Some 18 months later, the General Assembly revisited the law, writing a new one that took effect July 1, 2006. In writing that law, the Legislature could not have been clearer. “Provisions of this Act shall not affect or abate the status as a crime of any such act or omission which occurred prior to the effective date of the Act repealing, repealing and re-enacting, or amending” the law under which Wilson was sentenced.
Plain and clear. “Obviously,” wrote Carley, “the effect of this clear and unambiguous provision is to preclude giving retroactive effect to the 2006 amendment so as to ‘affect or abate’ the status of Wilson’s crime as felony aggravated child molestation punishable in accordance with the sentence authorized at the time the crime was committed.”

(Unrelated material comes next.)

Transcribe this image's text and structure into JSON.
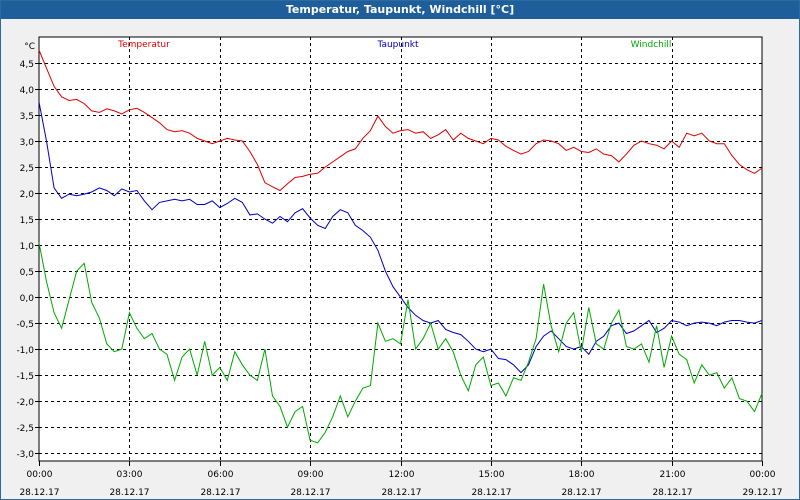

Hunstein acknowledged as much before the election. She lamented Wilson’s situation, but noted that a clear separation of powers prevented the Supreme Court from substituting its judgment for that of 236 elected officials.
That was then, though, and this is now.
The four judges in the majority “simply ignores that express legislative intent” and has no sound basis for concluding that “a felony sentence which was authorized when Wilson committed the offense of aggravated child molestation became cruel and unusual punishment when, more than a year later, the General Assembly lessened the penalty for that offense and mandated only a prospective application for that change.”
The General Assembly knew what it was doing and acted with full awareness of the facts in the Wilson case — and chose not to apply the new law retroactively, as was its right.
Make a note, here and now. This is a results-oriented Supreme Court that reacts to the 6 o’clock news.
It concluded that Wilson had served sufficient time for the offense, as they weighed it, and overriding the Legislature, they wrote the law they wanted. Part of its reasoning, as expressed in Sears’ opinion, is that “a review of other jurisdictions reveals that most states either would not punish Wilson’s conduct at all or would, like Georgia now, punish it as a misdemeanor.” The relevance?
That’s a line no conservative jurist would write. But then this is a cross-the-line decision no conservative court would have issued.